New Life offers micro-financing, runs a creche, skill training institute, coaching classes and a school for child laborers and juvenile delinquents. Global Giving’s fundraiser page says, “By improving the educational opportunities for the children and by developing their skills they are allowed to make decisions and influence community to change in key areas” as the long-term impact. This is the kind of enemies the Narikuravas are up against.

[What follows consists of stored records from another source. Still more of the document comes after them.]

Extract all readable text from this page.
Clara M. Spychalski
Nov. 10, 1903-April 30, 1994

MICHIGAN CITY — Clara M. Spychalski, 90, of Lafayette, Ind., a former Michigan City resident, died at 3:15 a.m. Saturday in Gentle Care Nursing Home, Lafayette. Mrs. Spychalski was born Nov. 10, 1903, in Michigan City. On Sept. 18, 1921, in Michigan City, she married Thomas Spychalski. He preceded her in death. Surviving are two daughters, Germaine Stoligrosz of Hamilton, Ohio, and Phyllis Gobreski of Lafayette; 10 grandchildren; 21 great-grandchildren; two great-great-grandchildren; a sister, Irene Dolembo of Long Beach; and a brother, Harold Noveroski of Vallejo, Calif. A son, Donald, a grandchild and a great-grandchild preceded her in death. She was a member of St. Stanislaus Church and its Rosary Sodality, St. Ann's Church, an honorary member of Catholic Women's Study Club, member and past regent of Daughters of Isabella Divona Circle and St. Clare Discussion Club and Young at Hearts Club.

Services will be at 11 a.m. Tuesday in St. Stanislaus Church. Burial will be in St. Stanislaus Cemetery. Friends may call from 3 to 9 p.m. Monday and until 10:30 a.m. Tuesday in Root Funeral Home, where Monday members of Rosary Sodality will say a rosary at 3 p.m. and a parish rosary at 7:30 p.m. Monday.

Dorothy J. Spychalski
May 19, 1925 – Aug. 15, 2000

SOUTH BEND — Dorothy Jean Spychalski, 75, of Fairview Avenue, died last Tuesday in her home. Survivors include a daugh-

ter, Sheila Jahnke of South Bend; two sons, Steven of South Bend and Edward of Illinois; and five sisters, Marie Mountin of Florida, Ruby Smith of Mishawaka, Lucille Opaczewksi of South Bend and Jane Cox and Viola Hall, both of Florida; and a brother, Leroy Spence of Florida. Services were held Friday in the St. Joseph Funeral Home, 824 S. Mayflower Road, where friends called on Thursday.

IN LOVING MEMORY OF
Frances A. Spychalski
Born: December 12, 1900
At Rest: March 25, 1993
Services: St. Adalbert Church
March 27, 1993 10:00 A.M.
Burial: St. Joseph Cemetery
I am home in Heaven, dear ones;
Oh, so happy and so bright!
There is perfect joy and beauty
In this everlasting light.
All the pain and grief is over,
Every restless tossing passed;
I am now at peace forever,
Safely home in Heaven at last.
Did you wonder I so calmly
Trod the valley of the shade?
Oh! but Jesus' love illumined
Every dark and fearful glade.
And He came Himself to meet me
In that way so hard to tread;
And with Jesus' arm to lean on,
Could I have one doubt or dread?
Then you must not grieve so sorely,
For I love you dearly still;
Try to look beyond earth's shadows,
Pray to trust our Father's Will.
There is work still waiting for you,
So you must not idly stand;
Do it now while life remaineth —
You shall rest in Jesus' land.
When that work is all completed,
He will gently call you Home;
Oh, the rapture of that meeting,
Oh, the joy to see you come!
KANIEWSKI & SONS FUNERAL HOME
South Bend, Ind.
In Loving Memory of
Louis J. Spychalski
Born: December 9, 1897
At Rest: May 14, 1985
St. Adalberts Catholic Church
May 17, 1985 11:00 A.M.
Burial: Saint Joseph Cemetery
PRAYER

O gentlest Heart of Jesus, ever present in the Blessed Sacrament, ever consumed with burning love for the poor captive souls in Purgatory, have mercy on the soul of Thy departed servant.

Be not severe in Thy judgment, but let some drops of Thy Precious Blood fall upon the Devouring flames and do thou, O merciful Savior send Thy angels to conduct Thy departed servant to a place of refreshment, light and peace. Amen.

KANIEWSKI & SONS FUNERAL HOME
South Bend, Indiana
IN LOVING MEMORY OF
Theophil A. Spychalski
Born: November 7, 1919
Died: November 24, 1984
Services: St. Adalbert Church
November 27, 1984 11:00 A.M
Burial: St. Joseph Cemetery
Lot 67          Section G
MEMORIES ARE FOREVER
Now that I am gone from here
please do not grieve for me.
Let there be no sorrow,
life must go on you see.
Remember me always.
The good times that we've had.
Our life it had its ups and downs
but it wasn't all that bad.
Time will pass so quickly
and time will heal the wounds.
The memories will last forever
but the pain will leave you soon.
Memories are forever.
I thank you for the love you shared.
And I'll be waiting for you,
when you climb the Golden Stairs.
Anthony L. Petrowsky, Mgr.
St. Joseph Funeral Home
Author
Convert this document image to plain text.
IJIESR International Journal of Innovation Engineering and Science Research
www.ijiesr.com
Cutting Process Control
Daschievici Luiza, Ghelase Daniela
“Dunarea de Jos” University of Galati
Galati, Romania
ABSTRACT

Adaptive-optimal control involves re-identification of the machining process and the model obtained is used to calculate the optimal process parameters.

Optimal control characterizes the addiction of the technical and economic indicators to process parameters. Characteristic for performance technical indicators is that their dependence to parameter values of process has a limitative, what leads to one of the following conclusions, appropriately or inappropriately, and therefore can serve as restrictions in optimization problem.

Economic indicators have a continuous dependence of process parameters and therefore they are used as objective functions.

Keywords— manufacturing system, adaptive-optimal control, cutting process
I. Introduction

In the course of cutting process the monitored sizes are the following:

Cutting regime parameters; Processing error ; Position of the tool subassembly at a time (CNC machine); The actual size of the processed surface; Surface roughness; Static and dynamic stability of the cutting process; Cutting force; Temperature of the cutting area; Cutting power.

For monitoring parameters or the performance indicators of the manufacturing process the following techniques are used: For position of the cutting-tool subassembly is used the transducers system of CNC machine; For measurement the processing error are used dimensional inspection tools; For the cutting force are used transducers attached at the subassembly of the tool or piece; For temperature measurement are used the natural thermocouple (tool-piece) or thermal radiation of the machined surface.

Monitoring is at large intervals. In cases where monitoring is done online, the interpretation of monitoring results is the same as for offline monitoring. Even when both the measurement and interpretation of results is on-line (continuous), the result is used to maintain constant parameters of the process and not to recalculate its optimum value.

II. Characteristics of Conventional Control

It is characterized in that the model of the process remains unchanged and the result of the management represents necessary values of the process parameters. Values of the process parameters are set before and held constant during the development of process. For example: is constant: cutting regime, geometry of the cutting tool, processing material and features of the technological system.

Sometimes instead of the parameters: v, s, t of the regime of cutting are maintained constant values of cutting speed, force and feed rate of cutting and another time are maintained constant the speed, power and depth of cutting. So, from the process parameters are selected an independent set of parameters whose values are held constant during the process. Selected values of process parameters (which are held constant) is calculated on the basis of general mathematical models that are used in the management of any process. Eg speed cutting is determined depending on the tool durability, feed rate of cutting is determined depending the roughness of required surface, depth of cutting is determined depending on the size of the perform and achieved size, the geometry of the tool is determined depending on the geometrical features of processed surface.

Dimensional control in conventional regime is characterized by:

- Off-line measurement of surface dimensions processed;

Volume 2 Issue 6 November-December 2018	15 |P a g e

The Narikurava community, which lives in abject poverty most of the time, is easy prey for the missionary vultures. Most of them have no ration card as they roam around selling beads. They face difficulty in getting community certificates to enroll their children in school with arrogant government officials being unhelpful. Schools like Jawahar Navodaya would help them leave their children in a safe place and also give them education. But the Dravidian parties have been opposing Navodya schools as Hindi is part of their curriculum. Thus, they have no option but to take the children along wherever they go.
There are numerous incidents of Narikurava children picked up from public places for selling trinkets and placed in orphanages, predominantly run by missionaries, as the Right to Free and Compulsory Education act necessitates the children to be compulsorily placed in schools. It mandates the state government and the concerned authorities to ensure compulsory admission, attendance, and completion of elementary education to every child in the 6-14 age group.
The orphanages they are placed in by the Child Welfare Committee authorities are not likable to children and the instances of running away are too frequent to be ignored. However, police trace them and dump them back in the orphanages.